A melhor saída era palmilhar parte da Itália, que lhe era familiar desde a infância. Costigliole d’Asti, cidade-sede do Italian Culinary Institute for Foreigners (Icif), onde se especializou ao longo de seis meses. A pretensão do cozinheiro não era estagiar em restaurantes estrelados no Guia Michelin, mas desenvolver técnicas e reconhecer parte dos tantos terroirs que cabiam no país da bota. Em um mês, passou por todas as praças do Hotel Spa Bagni di Pisa, descobriu o segredo das massas artesanais, dos pratos clássicos e dos ingredientes orgânicos que serviam às receitas naturais que tanto agradavam aos hóspedes. Em Gênova, no Restaurant Goods, o desafio era dominar o universo dos pescados e frutos do mar típicos e, ainda, aventurar-se na confeitaria. “Foi um aprendizado intenso e rico. No segundo restaurante, agradei tanto ao chef que não só substituí o sous chef durante um período como fui convidado a ficar.” A proposta era tentadora, mas Calvi queria percorrer mais alguns trechos da Itália antes de voltar para casa e abrir seu próprio negócio.

Desafio constante

Na avaliação do chef, uma das percepções que mais faltam aos pretensos cozinheiros é a da humildade, algo que não se ensina, mas se aconselha – e do alto de certa experiência. “Você não começa coordenando cozinha em nenhum restaurante. Veja. Na Itália, por exemplo, não há chefs. Há cozinheiros, porque é assim que eles gostam de ser reconhecidos, que valorizam cada uma das regiões em que atuam. Além do domínio da técnica, há que se conhecer os ingredientes locais, a cadeia de fornecedores. Estamos aprendendo a olhar para o nosso território com mais carinho agora, mas isso não basta. Há que se colocar a mão na massa, lavar chão e louça sempre que preciso. Um chef deve saber transitar por todas as praças”, desafia. “E mirar tendências”, aposta.

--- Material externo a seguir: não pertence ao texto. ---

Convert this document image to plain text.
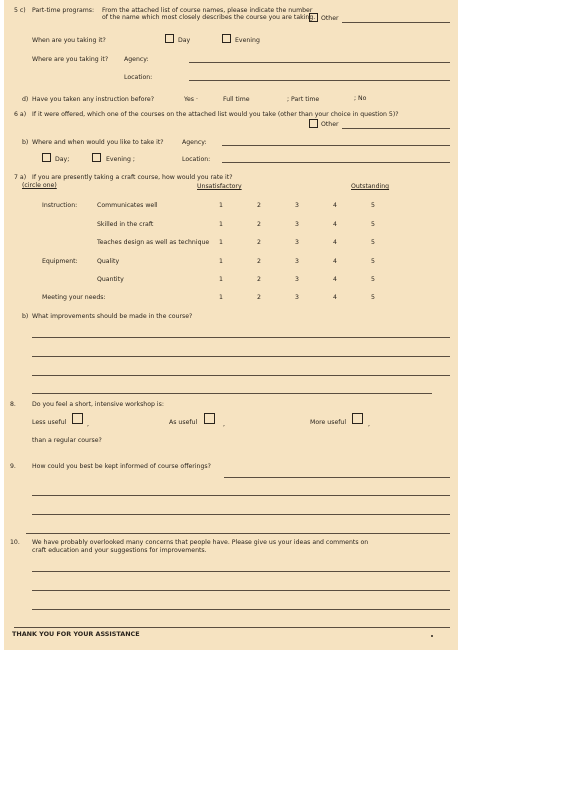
5 c) Part-time programs: From the attached list of course names, please indicate the number of the name which most closely describes the course you are taking. Other
When are you taking it?	Day	Evening
Where are you taking it?	Agency:
Location:
d) Have you taken any instruction before?	Yes ·	Full time	; Part time	; No
6 a) If it were offered, which one of the courses on the attached list would you take (other than your choice in question 5)?
Other
b) Where and when would you like to take it?	Agency:
Day;	Evening ;	Location:
7 a) If you are presently taking a craft course, how would you rate it?
(circle one)	Unsatisfactory	Outstanding
Instruction:	Communicates well	1	2	3	4	5
Skilled in the craft	1	2	3	4	5
Teaches design as well as technique	1	2	3	4	5
Equipment:	Quality	1	2	3	4	5
Quantity	1	2	3	4	5
Meeting your needs:	1	2	3	4	5
b) What improvements should be made in the course?
8.	Do you feel a short, intensive workshop is:
Less useful	,	As useful	,	More useful	,
than a regular course?
9.	How could you best be kept informed of course offerings?
10. We have probably overlooked many concerns that people have. Please give us your ideas and comments on
craft education and your suggestions for improvements.
THANK YOU FOR YOUR ASSISTANCE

Atento e absorto no ensaio daquele projeto de cozinha rústica que vislumbra, Calvi aposta nas carnes de segunda e terceira como trunfos de um novo momento gastronômico. “Língua, músculo, miúdos e outras partes saborosas do boi deixarão de ser apenas petiscos de bar. Ingredientes identitários serão considerados não só os amazônicos, mas também os do cerrado e de outras regiões brasileiras, aqueles que brotam rasteiros e estão esquecidos até então. Acho que o simples tem tudo para se tornar extraordinário.”

Degustação

Calvi, que gosta de trabalhar com ingredientes da estação e matérias-primas locais, revela que pretende aquecer os dias frios em seu Quiota com uma versão de pernil de cordeiro cujo preparo passa por duas etapas: o assar clássico e a regeneração da carne sob cozimento a vácuo (sous vide). Outro prato que deve ser incluído no cardápio é o nhoque de abóbora com zest de limão. “Os risotos que adoro executar já constavam no menu. A fim de surpreender, pensei nessa receita conceitualmente contemporânea, que traz referências brasileiras e resulta em muito sabor”.